See the examples folder for a proper tutorial with data included that you can run!

*If you have any troubles running the tutorial on a windows machine, please let us know and we can help to sort out any issues.

Quick version

from scircm import SciRCM
# FORMAT must be csv :) 
prot_file = f'path to the output from protein differential abundence file'
rna_file = f'path to the output from differential expression analysis file'
meth_file = f'path to the output from methylation DCpG analysis file'

# Note we assume your methylation CpGs map to a single gene, if they don't see the section below.
# logFC_rna = column name in your RNA file that has your RNA logFC (same for the protein and CpG)
# padj_rna = column name in your RNA file that has your padj value (same for protein and CpG)
# NOTE: these need to be unique from one another since we merge the datasets, if they aren't, you need
# to update your csv files.
# Lastly: ensembl_gene_id this is the gene ID column, All must use the same identifier, and this must be
# labelled the same in each file, if it isn't, update your column names before running.

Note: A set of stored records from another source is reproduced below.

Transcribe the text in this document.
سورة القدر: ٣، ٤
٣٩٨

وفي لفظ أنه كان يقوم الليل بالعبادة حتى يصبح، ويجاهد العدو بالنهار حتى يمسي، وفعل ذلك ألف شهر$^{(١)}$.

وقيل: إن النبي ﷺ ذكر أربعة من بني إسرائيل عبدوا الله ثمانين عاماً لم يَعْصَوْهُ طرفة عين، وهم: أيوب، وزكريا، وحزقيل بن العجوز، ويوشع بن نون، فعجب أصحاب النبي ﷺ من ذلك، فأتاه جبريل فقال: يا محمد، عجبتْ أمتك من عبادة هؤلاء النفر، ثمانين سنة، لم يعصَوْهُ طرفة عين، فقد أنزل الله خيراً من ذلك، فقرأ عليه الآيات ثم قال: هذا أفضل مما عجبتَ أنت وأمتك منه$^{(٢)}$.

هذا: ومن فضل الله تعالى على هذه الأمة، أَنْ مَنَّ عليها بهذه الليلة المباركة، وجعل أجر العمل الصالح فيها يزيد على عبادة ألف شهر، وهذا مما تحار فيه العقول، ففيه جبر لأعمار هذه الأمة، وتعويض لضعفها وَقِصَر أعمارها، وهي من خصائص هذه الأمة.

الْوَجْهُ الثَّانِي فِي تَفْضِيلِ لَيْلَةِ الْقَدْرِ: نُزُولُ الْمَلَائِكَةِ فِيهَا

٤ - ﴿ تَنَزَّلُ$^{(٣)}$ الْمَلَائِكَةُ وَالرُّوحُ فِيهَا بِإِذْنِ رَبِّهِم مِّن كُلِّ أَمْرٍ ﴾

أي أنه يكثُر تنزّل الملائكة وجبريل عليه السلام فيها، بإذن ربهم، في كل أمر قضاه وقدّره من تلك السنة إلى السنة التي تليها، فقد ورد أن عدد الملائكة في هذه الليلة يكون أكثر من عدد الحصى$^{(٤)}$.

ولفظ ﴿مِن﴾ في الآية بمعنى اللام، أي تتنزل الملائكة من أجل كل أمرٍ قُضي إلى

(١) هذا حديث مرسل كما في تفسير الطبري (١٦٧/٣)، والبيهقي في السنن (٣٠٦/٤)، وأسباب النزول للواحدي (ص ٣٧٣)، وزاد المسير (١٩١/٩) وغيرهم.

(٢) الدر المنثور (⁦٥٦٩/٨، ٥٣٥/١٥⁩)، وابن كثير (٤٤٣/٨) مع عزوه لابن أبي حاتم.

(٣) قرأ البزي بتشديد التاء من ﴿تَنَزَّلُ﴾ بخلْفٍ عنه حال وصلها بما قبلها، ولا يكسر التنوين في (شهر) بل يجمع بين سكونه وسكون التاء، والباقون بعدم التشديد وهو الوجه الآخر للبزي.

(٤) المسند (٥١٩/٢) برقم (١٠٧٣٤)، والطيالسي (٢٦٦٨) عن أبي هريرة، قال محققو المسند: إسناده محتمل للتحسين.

rcm = SciRCM(meth_file, rna_file, prot_file, 
             "logFC_rna", "padj_rna", "CpG_Beta_diff", "padj_meth", "logFC_protein", "padj_protein",
             "ensembl_gene_id", sep=',',
             rna_padj_cutoff=0.05, 
             prot_padj_cutoff=0.05, 
             meth_padj_cutoff=0.05,
             rna_logfc_cutoff=1.0, 
             prot_logfc_cutoff=0.5, 
             meth_diff_cutoff=0.1, 
             output_dir='',
             non_coding_genes=['None'],
             output_filename='RCM_Output.csv',
             bg_type = '(P&M)|(P&R)|(M&R)'
         )
rcm.run()
df = rcm.get_df()
# That DF now has your rcm clustering results, how easy was that :D

Making your CpGs map to a single gene version

from scircm import filter_methylation_data_by_genes
meth_df = pd.read_csv(f'path to the output from methylation DCpG analysis file')
# Note: you need to pass it: 
# 1) the gene ID column, here it is 'ensembl_gene_id'
# 2) the padj column: here it is 'padj_meth'
# 3) the logFC or test statistic column: here it is 'CpG_Beta_diff'
filtered_meth_df = filter_methylation_data_by_genes(meth_df, 'ensembl_gene_id', 'padj_meth', 'CpG_Beta_diff')

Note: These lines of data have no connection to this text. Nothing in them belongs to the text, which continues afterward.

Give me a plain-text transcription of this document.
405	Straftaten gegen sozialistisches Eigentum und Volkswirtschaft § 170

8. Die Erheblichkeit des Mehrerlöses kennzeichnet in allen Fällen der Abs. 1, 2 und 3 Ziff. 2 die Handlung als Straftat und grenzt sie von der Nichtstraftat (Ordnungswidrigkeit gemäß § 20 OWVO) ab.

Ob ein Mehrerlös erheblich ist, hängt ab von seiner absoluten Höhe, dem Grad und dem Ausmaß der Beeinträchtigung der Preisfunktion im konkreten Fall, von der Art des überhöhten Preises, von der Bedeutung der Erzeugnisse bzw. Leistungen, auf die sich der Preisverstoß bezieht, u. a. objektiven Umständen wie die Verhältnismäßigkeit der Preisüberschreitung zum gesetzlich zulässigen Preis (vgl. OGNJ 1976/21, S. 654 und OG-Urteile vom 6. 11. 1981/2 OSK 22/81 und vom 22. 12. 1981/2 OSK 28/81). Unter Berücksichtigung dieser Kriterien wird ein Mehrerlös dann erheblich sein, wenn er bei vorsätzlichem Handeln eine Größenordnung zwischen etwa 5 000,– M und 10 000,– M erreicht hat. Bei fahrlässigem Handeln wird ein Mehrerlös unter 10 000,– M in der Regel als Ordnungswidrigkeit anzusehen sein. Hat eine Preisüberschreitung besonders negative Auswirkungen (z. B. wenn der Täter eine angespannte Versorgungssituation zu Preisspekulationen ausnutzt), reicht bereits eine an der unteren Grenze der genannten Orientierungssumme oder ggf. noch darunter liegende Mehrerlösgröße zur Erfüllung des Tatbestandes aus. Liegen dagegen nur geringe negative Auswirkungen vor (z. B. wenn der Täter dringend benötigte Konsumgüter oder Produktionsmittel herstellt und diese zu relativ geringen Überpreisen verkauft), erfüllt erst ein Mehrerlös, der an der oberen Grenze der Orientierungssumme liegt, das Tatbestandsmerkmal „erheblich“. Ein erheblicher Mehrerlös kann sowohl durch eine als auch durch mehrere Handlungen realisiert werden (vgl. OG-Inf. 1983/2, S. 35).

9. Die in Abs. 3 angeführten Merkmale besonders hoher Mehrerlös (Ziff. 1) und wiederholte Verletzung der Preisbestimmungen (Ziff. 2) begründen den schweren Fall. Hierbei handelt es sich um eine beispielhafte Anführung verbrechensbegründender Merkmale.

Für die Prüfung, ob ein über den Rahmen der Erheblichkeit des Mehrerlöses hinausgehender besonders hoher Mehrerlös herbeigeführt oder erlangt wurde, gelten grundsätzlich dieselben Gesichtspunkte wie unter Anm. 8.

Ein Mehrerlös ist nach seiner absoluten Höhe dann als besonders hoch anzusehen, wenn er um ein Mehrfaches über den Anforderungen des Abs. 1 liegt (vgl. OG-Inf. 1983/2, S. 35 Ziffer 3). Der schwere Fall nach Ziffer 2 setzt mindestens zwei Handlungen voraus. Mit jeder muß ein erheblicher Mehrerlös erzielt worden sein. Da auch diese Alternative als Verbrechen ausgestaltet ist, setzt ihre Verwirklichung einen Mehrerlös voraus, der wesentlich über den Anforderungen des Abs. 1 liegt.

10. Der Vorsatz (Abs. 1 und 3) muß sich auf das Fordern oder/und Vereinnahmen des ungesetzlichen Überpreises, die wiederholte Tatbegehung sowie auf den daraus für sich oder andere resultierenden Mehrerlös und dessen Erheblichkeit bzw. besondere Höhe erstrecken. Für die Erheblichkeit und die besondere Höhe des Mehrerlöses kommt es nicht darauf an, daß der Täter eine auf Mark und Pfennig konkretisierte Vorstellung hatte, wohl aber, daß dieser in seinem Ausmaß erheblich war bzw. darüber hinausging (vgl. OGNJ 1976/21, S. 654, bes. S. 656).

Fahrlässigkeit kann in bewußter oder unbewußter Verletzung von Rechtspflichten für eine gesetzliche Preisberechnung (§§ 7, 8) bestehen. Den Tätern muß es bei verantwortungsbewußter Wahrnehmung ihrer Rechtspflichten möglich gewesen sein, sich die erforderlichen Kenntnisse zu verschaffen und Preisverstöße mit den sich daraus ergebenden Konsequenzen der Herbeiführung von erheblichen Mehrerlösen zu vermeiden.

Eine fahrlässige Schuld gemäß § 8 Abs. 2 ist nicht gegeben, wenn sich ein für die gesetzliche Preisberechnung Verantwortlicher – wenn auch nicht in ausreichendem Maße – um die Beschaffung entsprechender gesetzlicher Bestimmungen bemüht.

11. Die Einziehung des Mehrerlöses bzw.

Now you can run the first version :)

R version

First install Rtools if you haven't done this yet. There are different versions (windows: https://cran.r-project.org/bin/windows/Rtools/, macOS: https://cran.r-project.org/bin/macosx/tools/)

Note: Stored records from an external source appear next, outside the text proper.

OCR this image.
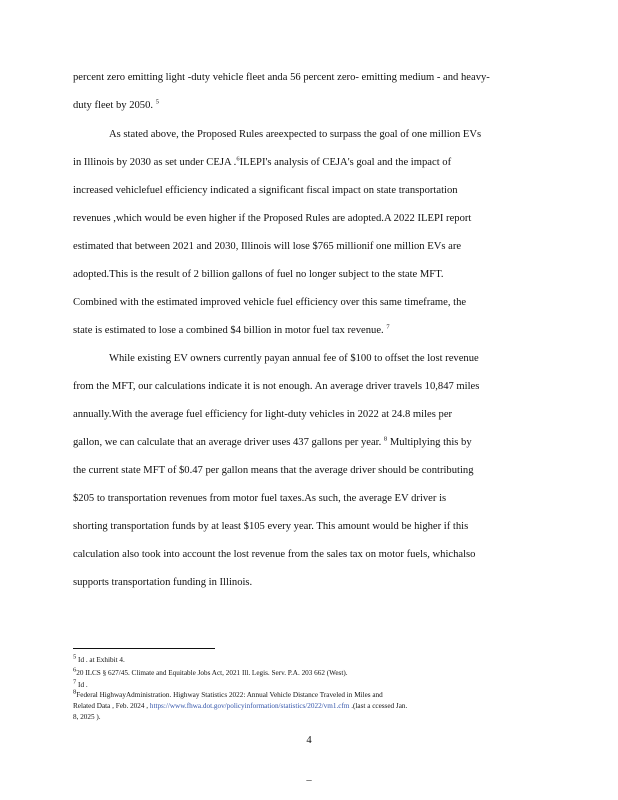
percent zero emitting light -duty vehicle fleet anda 56 percent zero- emitting medium - and heavy-
duty fleet by 2050. $^5$
As stated above, the Proposed Rules areexpected to surpass the goal of one million EVs
in Illinois by 2030 as set under CEJA .$^6$ILEPI's analysis of CEJA's goal and the impact of
increased vehiclefuel efficiency indicated a significant fiscal impact on state transportation
revenues ,which would be even higher if the Proposed Rules are adopted.A 2022 ILEPI report
estimated that between 2021 and 2030, Illinois will lose $765 millionif one million EVs are
adopted.This is the result of 2 billion gallons of fuel no longer subject to the state MFT.
Combined with the estimated improved vehicle fuel efficiency over this same timeframe, the
state is estimated to lose a combined $4 billion in motor fuel tax revenue. $^7$
While existing EV owners currently payan annual fee of $100 to offset the lost revenue
from the MFT, our calculations indicate it is not enough. An average driver travels 10,847 miles
annually.With the average fuel efficiency for light-duty vehicles in 2022 at 24.8 miles per
gallon, we can calculate that an average driver uses 437 gallons per year. $^8$ Multiplying this by
the current state MFT of $0.47 per gallon means that the average driver should be contributing
$205 to transportation revenues from motor fuel taxes.As such, the average EV driver is
shorting transportation funds by at least $105 every year. This amount would be higher if this
calculation also took into account the lost revenue from the sales tax on motor fuels, whichalso
supports transportation funding in Illinois.
$^5$ Id . at Exhibit 4.
$^6$20 ILCS § 627/45. Climate and Equitable Jobs Act, 2021 Ill. Legis. Serv. P.A. 203 662 (West).
$^7$ Id .
$^8$Federal HighwayAdministration. Highway Statistics 2022: Annual Vehicle Distance Traveled in Miles and
Related Data , Feb. 2024 , https://www.fhwa.dot.gov/policyinformation/statistics/2022/vm1.cfm .(last a ccessed Jan.
8, 2025 ).
4
–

If you don't have conda, you'll need to do the below, first make sure you have reticulate installed.

install.packages('reticulate')

Create a new environment and install scircm.

virtualenv_create(
      envname = "ml",
      python = NULL,
      packages = "scircm",
      system_site_packages = getOption("reticulate.virtualenv.system_site_packages",
                                       default = FALSE)
    )

Then run the following script!

library(tidyverse) # install these if you don't have them
library(dplyr)
library(reticulate)

# If things fail here it's because you need to the steps above
use_condaenv("ml", required = TRUE) # OR use_virtualenv("ml", required = TRUE)  # depending on how you installed it!
scircm <<- import("scircm")    # Make global

prot_file <- 'path to the output from protein differential abundence file'
rna_file <- 'path to the output from differential expression analysis file'
meth_file <- 'path to the output from methylation DCpG analysis file'

rcm = scircm$SciRCM(meth_file, rna_file, prot_file, 
             "logFC_rna", "padj_rna", "CpG_Beta_diff", "padj_meth", "logFC_protein", "padj_protein",
             "ensembl_gene_id", sep=',',
             rna_padj_cutoff=0.05, 
             prot_padj_cutoff=0.05, 
             meth_padj_cutoff=0.05,
             rna_logfc_cutoff=1.0, 
             prot_logfc_cutoff=0.5, 
             meth_diff_cutoff=0.1, 
             output_dir='',
             non_coding_genes=['None'],
             output_filename='RCM_Output.csv',
             bg_type = '(P&M)|(P&R)|(M&R)'
         )
rcm$run()
df <- rcm$get_df()

Regulatory clustering model

The general table of how we define regulatory clusters.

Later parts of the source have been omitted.